Concordo pienamente con i commenti sopra esposti. Questi titoloni sulle allergie o peggio malattie che un gatto "potrebbe" portare. Quella poi da graffio: rarissima e per gatti che eventualmente vivono all'aperto. le persone si lasciano influenzare e articoli del genere sono deleteri. Per non rischiare si provvedere a "eliminare" l'animale..... Assurdo! 

claudia 20/11/2012

Condivido con quanto scritto prima dalle altre lettrici... Questi articoli dovrebbero promuovere la cura e la salute del bambino invece che moltiplicare i luoghi comuni e seminare terrore dell'animale domestico!

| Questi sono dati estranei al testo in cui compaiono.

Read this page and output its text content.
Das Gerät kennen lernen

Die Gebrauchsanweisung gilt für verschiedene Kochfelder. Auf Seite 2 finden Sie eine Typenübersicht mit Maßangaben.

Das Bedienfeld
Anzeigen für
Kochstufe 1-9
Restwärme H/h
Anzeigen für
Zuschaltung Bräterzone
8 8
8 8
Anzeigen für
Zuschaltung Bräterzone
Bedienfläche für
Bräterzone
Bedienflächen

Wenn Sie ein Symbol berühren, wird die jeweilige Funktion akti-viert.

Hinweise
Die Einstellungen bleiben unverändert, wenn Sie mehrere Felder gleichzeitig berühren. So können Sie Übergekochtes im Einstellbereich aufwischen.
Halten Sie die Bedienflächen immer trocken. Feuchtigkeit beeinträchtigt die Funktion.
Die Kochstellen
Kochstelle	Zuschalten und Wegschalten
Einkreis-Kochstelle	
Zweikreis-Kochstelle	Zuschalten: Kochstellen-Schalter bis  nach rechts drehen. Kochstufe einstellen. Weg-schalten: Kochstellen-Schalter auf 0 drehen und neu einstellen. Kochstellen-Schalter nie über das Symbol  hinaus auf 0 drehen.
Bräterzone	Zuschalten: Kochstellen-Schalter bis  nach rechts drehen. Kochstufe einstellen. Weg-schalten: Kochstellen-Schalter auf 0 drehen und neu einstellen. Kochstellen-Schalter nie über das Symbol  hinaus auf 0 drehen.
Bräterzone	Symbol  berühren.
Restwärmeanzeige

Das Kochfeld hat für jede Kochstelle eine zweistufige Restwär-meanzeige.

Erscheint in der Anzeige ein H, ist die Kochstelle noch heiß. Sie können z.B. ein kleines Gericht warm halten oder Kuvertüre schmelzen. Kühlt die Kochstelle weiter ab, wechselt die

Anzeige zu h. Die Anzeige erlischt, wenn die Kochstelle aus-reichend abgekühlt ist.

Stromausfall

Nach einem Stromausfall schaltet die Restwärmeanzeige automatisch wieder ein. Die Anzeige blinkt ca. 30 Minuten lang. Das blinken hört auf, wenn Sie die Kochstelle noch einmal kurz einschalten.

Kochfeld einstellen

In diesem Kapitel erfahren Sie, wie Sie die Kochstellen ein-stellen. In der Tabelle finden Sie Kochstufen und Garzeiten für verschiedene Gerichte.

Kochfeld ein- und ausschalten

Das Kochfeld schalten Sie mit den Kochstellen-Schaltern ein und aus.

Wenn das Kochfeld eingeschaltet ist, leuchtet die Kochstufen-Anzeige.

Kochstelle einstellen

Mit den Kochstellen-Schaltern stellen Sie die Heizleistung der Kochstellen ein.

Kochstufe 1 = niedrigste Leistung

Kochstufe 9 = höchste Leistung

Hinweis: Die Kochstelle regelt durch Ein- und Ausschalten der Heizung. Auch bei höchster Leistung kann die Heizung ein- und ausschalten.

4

Cominciamo a dire che avere un animale domestico,in questo caso un gatto,comporta un igiene più accurata della casa indipendentemente dal fatto che ci sia o meno un bambino! Per essere costruttiva proporrei piuttosto di fare un controllo periodico al micio x accertarsi che non ci siano problemi in vista,informerei che bisogna imparare a gestire il micio all arrivo del bimbo x evitare inutili gelosie e risentimenti, e magari inutile aggressività da parte del gatto,parlerei dei vantaggi fisici ed emotivi che sono stati accertati ai bimbi che crescono in compagnia di animali domestici...Poi non capisco xé la sola presenza del gatto dovrebbe provocare di default l allergia. La letteratura medica e vari pediatri riportano proprio il contrario,ciò è che aiuta al bimbo fino dalla tenera età a sviluppare anticorpi che lo proteggeranno contro!come si fa poi a paragonare l allergia alimentare a quella al pelo del gatto.... Mah... Vorrei aggiungere che la consigliata pratica di lavare il gatto è la cosa più dannosa che si possa fare nel caso di un allergia già accertata:il gatto una volta lavato da noi vorrà rilavarsi tutto e farà di tutto x leccarsi ogni singolo pelo convinto di doversi rilavare dopo le nostre cure e di rifarsi il suo odore... Quindi aumenta la presenza della sua saliva = aumenta presenza dell'allergene = aumenta allergia nell'umano! Io convivo con un gatto da 5anni,sono allergica ma con la cura adeguata del gatto e l'igiene corretta della casa ho diminuito la sua incidenza al minimo.Mia figlia di 10mesi è osservata attentamente (allergie non alimentari si sviluppano più tardi) e nel caso ci fosse qualche problema reagiremo in una maniera ragionevole,senza xò tutto questo terrorismo inutile che aumenta le ansie dei genitori ed il numero degli animali abbandonati!